All major auto producers have announced plans to roll out EV/plug-in-hybrid models, and they might want to act quickly, as traditional producers are already starting to lose the market share in the US. For example, BMW North America reported sales volumes for August 2018 are down 13.5% year-on-year in the passenger car segment. EV adoption has become an existential threat and existential challenge, for the mainstream auto producers. Peak new ICE passenger car in the US has already happened.

Scenarios

We consider 3 scenarios of oil demand dynamics in the US in the next 10 years. In all scenarios, we assume that the new car market and the car fleet continue to grow at 1% a year, the new more fuel efficient cars replace the less fuel efficient ones, but the fuel efficiency of the new cars varies depending on the scenario (see the model).
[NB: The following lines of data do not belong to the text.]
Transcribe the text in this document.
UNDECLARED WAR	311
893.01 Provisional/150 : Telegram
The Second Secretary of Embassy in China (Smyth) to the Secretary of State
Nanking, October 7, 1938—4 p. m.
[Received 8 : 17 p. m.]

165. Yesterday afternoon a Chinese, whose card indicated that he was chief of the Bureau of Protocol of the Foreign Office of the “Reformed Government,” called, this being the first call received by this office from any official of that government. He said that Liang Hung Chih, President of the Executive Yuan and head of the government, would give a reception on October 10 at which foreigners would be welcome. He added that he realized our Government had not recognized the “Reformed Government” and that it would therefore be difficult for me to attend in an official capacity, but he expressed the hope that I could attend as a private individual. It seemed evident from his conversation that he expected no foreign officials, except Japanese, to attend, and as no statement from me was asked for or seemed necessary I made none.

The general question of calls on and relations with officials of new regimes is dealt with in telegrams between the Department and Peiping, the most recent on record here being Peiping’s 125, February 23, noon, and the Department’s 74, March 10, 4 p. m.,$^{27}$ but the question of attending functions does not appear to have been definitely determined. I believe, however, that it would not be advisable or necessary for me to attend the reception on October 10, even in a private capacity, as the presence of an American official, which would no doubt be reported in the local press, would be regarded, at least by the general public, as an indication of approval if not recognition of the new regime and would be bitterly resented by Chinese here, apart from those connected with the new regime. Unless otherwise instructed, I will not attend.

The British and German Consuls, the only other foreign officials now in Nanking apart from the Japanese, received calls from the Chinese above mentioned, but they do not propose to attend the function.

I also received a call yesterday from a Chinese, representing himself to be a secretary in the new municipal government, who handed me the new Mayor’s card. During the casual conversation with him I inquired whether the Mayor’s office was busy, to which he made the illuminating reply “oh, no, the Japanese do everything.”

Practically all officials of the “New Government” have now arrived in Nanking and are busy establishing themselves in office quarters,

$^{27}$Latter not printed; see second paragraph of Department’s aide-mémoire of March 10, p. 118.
In Scenario 1 we assume that fuel efficiency progress stalls completely.

In Scenario 2 we assume that fuel efficiency continues to follow the multiyear trend – improve by 1% a year. (Both scenarios effectively assume no significant impact of EV on the auto market).

In Scenario 3 we model Norway’s scenario. The share of EVs on the new car market would increase by 5 percentage points every year (roughly what we have seen in Norway since 2012), reaching 50% in 10 years. Such dynamics of EV adoption would correspond to a 5% a year increase in MPG of the new cars. If historically improvements in MPG have been driven by improvements in ICE design, in Norway’s scenario, the main driver is electrification of the fleet and elimination of ICE.

Scenario 1: Fuel efficiency progress stalls (0%)

Scenario 2: Fuel efficiency progress as historically (1%)

Scenario 3: Fuel efficiency progress as in Norway’s ICE replacement scenario (5%)

 

Conclusion

One interesting observation is that even in the most conservative scenario (Scenario 1) US oil demand growth is balancing around zero (with negative sign) in 2018E-2023E, and drops further to -0.5% a year in 2023E-2028E, due to a sharp difference between fuel efficiency of the new cars relative to fuel efficiency of the older cars (Chart 1).

In things-as-usual scenario (Scenario 2), negative growth in oil demand is becoming more pronounced, reaching around -1% a year in the second half of the upcoming decade.

In scenario 3 (Norway’s scenario), when ICE replacement with EV is added on top of the substantial ongoing improvement in fuel efficiency of the ICE fleet, oil demand disaster – US oil demand falling faster than by 1% a year – is less than 5 years from now.

In all three scenarios, the surprise year looks to be 2018E, and even more so 2019E. Peak oil demand in the US seems to be now.

Our bet is on the US actual curve to somewhat lag the Norway curve, and China’s curve to lag the US curve, leaving the global curve (whose dynamics would be in between the US and China), somewhat behind the US.

As US peak oil is about now, global peak oil is only a few years away.